KANSAS CITY, Mo. — Magistrate Judge Laura Viar, who signed the warrant allowing police to raid a Marion newspaper, is being asked by the state to respond to a complaint.
On Aug. 17, Keri Strahler from Topeka, filed a complaint with Kansas Commission on Judicial Conduct.
In the complaint, Strahler writes about the raid on Marion County Record and asks the commission to take up the matter of Judge Viar signing the warrant.
"I humbly beg for your attention to Judge Laura Viar's mental capacity in her decision to seemingly circumvent federal and state law," Strahler said in the complaint.
You can read part of the complaint below:
Strahler pointed to laws that protect journalists from raids, including the Privacy Protection Act, which requires police to seek a subpoena unless someone is in danger of bodily harm or death.
Since the raid on Marion County Record, the newspaper owner's home and Marion vice mayor's home, legal experts have criticized the decision, citing a lack of evidence in the subpoenas submitted by Marion Chief of Police Gideon Cody.
The KSHB 41 News I-Team spoke with Strahler about the complaint.

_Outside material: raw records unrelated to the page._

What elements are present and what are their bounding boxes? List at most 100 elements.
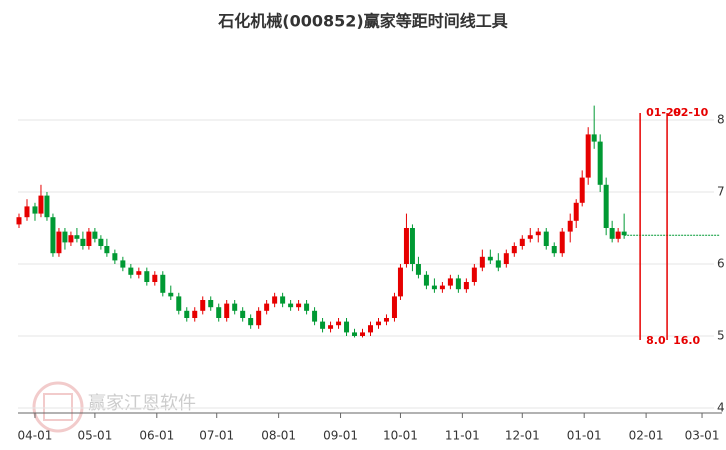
candle-body	[68, 235, 74, 243]
candle-body	[184, 310, 190, 318]
candle-body	[543, 231, 549, 246]
candle-body	[585, 134, 591, 178]
y-tick-label: 7	[717, 185, 725, 199]
candle-body	[144, 271, 150, 282]
y-tick-label: 4	[717, 401, 725, 415]
candle-body	[280, 296, 286, 304]
candle-body	[272, 296, 278, 304]
candle-body	[98, 238, 104, 246]
candle-body	[152, 274, 158, 282]
x-tick-label: 06-01	[139, 429, 174, 443]
time-line-date: 02-10	[673, 106, 709, 119]
candle-body	[409, 228, 415, 264]
candle-body	[62, 231, 68, 243]
candle-body	[232, 303, 238, 311]
x-tick-label: 01-01	[567, 429, 602, 443]
candle-body	[336, 321, 342, 326]
candle-body	[503, 253, 509, 264]
x-tick-label: 05-01	[77, 429, 112, 443]
candle-body	[224, 303, 230, 318]
candle-body	[160, 274, 166, 293]
candle-body	[296, 303, 302, 308]
candle-body	[383, 318, 389, 322]
candle-body	[320, 321, 326, 329]
candle-body	[573, 202, 579, 221]
candle-body	[16, 217, 22, 225]
candle-body	[479, 256, 485, 268]
x-tick-label: 08-01	[261, 429, 296, 443]
candle-body	[455, 278, 461, 290]
candle-body	[463, 282, 469, 290]
candle-body	[304, 303, 310, 311]
candle-body	[403, 228, 409, 264]
watermark: 赢家江恩软件	[88, 392, 196, 414]
candle-body	[240, 310, 246, 318]
candle-body	[256, 310, 262, 326]
x-tick-label: 02-01	[629, 429, 664, 443]
x-tick-label: 03-01	[685, 429, 720, 443]
candle-body	[375, 321, 381, 326]
candle-body	[391, 296, 397, 318]
candle-body	[597, 141, 603, 185]
candle-body	[535, 231, 541, 236]
candle-body	[80, 238, 86, 246]
candle-body	[609, 228, 615, 239]
candle-body	[579, 177, 585, 203]
candle-body	[120, 260, 126, 268]
candle-body	[367, 325, 373, 333]
candle-body	[511, 246, 517, 254]
candle-body	[344, 321, 350, 333]
candle-body	[621, 231, 627, 236]
candle-body	[559, 231, 565, 254]
x-tick-label: 10-01	[383, 429, 418, 443]
candle-body	[56, 231, 62, 254]
candle-body	[567, 220, 573, 232]
candle-body	[38, 195, 44, 214]
y-tick-label: 6	[717, 257, 725, 271]
x-tick-label: 04-01	[18, 429, 53, 443]
candle-body	[136, 271, 142, 275]
candle-body	[92, 231, 98, 239]
x-tick-label: 07-01	[199, 429, 234, 443]
candle-body	[192, 310, 198, 318]
candle-body	[86, 231, 92, 246]
candle-body	[439, 285, 445, 290]
candle-body	[527, 235, 533, 239]
candle-body	[50, 217, 56, 254]
candle-body	[216, 307, 222, 318]
candle-body	[312, 310, 318, 322]
time-line-span: 8.0	[646, 334, 666, 347]
candle-body	[264, 303, 270, 311]
candle-body	[431, 285, 437, 290]
candle-body	[168, 292, 174, 297]
time-line-span: 16.0	[673, 334, 700, 347]
y-tick-label: 8	[717, 113, 725, 127]
watermark-logo	[32, 381, 84, 433]
time-line-date: 01-29	[646, 106, 681, 119]
candle-body	[74, 235, 80, 239]
x-tick-label: 11-01	[445, 429, 480, 443]
candle-body	[248, 318, 254, 326]
candle-body	[495, 260, 501, 268]
candle-body	[487, 256, 493, 261]
candle-body	[615, 231, 621, 239]
chart-title: 石化机械(000852)赢家等距时间线工具	[217, 12, 507, 31]
candle-body	[112, 253, 118, 261]
candle-body	[104, 246, 110, 254]
candle-body	[447, 278, 453, 286]
candle-body	[32, 206, 38, 214]
candle-body	[603, 184, 609, 228]
x-tick-label: 12-01	[505, 429, 540, 443]
candle-body	[471, 267, 477, 282]
candle-body	[200, 300, 206, 311]
candle-body	[288, 303, 294, 308]
y-tick-label: 5	[717, 329, 725, 343]
candle-body	[519, 238, 525, 246]
candle-body	[24, 206, 30, 218]
candle-body	[44, 195, 50, 218]
candle-body	[591, 134, 597, 142]
candle-body	[328, 325, 334, 329]
candle-body	[415, 264, 421, 275]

"Something just didn't sit right," Strahler said. "I was concerned for her (Judge Viar) and those she serves."
Four days after filing the complaint, Doug Shima, secretary for the commission, assigned Strahler's complaint to an inquiry panel for consideration.
Shima wrote a panel will "determine whether your complaint contains facts that cause a reasonable person to believe that a violation of the Code of Judicial Conduct may have been committed."
On Sept. 5, Shima responded again to Strahler saying the commission requested Judge Viar respond to the complaint.
The KSHB 41 News I-Team has reached out multiple times to Viar who has declined to comment.
According to Shima's response, Strahler's complaint was placed with members from Panel B.
Two members, Allen Glendenning and Susan Lynn, recused themselves from the matter, which is now on the commission's agenda meeting for Nov. 3.
The I-Team was unable to reach the commission after hours.
According to the commissions website, the commission is tasked with "helping the Supreme Court exercise its responsibility in judicial disciplinary matters. The Supreme Court established rules related to judicial conduct, which apply to all judges in Kansas."
As the public asks for accountability, Strahler told the I-Team, "Transparency is what I'm striving for with the complaint process."